Impact of food-derived polyphenols on dopamine neurons in the aged brain - Recent data indicating that age-related cognitive and motor deficits can be attenuated with the consumption of
fruits and vegetables has sparked interest in to whether polyphenols, the chemicals thought to be responsible
for these effects, might be effective against Parkinson's disease (PD). Studies using animals of an age typically
used in PD research (3-4 months old) have shown that polyphenols/polyphenolic mixtures can protect in
various animals models of PD. However, PD is a progressive neurodegenerative disease that predominantly
affects the elderly. The brain undergoes a number of changes with aging that may not only affect its
vulnerability to damage but also its responsiveness to protective/restorative therapy. We observed that
blueberry juice (BBJ) and grapes (GPs) fed to aged rats increased behavioral deficits and damage to the
nigrostriatal pathway induced by a dopaminergic neurotoxin coincident with an increase in oxidative stress. No
such effects were observed in younger rats. Further pomegranate juice per se was recently shown to increase
oxidative stress, inflammation and caspase-3 activation and to potentiate rotenone-induced activation of these
same factors in rats. We hypothesize that polyphenols contained within these foods/juices mediate these
effects. However, BBJ, GPs and pomegranate juice are all complex mixtures, which in addition to polyphenols
contain carbohydrates, vitamins, minerals, and potentially residual levels of herbicides and pesticides as well.

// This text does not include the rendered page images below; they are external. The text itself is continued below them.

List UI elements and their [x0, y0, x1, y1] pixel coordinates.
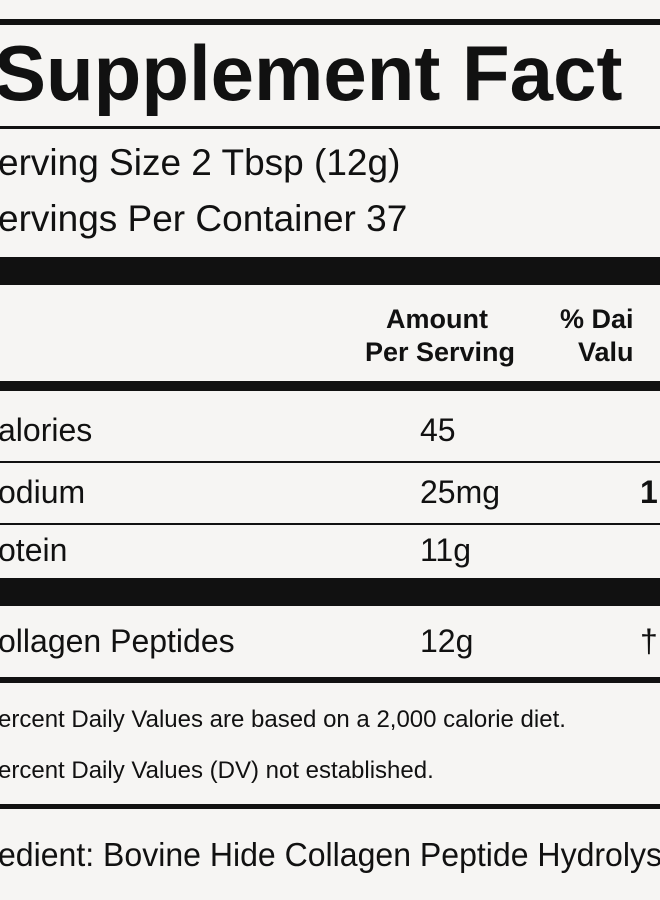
row-rule — [0, 523, 660, 525]
rule — [0, 677, 660, 683]
servings-per-container: ervings Per Container 37 — [0, 198, 407, 239]
nutrient-name: alories — [0, 412, 92, 448]
daily-value: 1 — [640, 474, 658, 510]
footnote: ercent Daily Values (DV) not established… — [0, 757, 434, 784]
row-rule — [0, 461, 660, 463]
rule — [0, 381, 660, 391]
nutrient-amount: 12g — [420, 623, 473, 659]
column-header: Per Serving — [365, 337, 515, 367]
column-header: % Dai — [560, 304, 634, 334]
rule — [0, 257, 660, 285]
column-header: Valu — [578, 337, 634, 367]
footnote: ercent Daily Values are based on a 2,000… — [0, 706, 566, 733]
nutrient-name: odium — [0, 474, 85, 510]
nutrient-name: ollagen Peptides — [0, 623, 235, 659]
rule — [0, 126, 660, 129]
nutrient-amount: 11g — [420, 532, 471, 568]
daily-value: † — [640, 623, 658, 659]
rule — [0, 578, 660, 606]
serving-size: erving Size 2 Tbsp (12g) — [0, 142, 400, 183]
nutrient-amount: 45 — [420, 412, 456, 448]
rule — [0, 19, 660, 25]
nutrient-amount: 25mg — [420, 474, 500, 510]
column-header: Amount — [386, 304, 488, 334]
nutrient-rows: alories 45 odium 25mg 1 otein 11g ollagen Pepti… — [0, 412, 660, 659]
rule — [0, 804, 660, 809]
title: Supplement Fact — [0, 29, 622, 117]
nutrient-name: otein — [0, 532, 67, 568]
ingredients: edient: Bovine Hide Collagen Peptide Hyd… — [0, 836, 660, 873]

Therefore, at present we cannot conclusively link polyphenols to our effects observed with BBJ and GPs. To
circumvent this problem, we plan to explore the following aims: Aim 1: Formulate synthetic BBJ and assess the
distribution of key phenolic compounds in brain tissue. Key components of the commercial BBJ (i.e. flavonoids,
phenolic acids and stilbenes) will be assessed using high performance liquid chromatography coupled with
high-resolution mass spectrometry (LCMS). Data attained from the LCMS analysis will then be used to prepare
the synthetic BBJ. The synthetic BBJ will contain 2-3 key phenolic compounds from each major chemical class
at the same concentrations as the commercial product. The distribution of these key phenolic compounds
and/or their conjugates will be assessed in brain tissue of young and old rats maintained on the two forms of
BBJ for 1-4 wks. Plasma levels will also be assessed at these time points. Aim 2: Compare the effect of the
two BBJ mixtures in an animal model of PD using young and old rats. The effect of the BBJ mixtures on the
vulnerability of nigrostriatal dopamine neurons will be assessed. A battery of sensorimotor behavioral tests will
assess the functional effects of maintaining the rats on the two juice mixtures both before and after being
challenged with 6-OHDA. Routine immunohistochemical analysis of the striatum and SN coupled with
densitometric measures and cell counting will assess the extent of damage to the nigrostriatal pathway.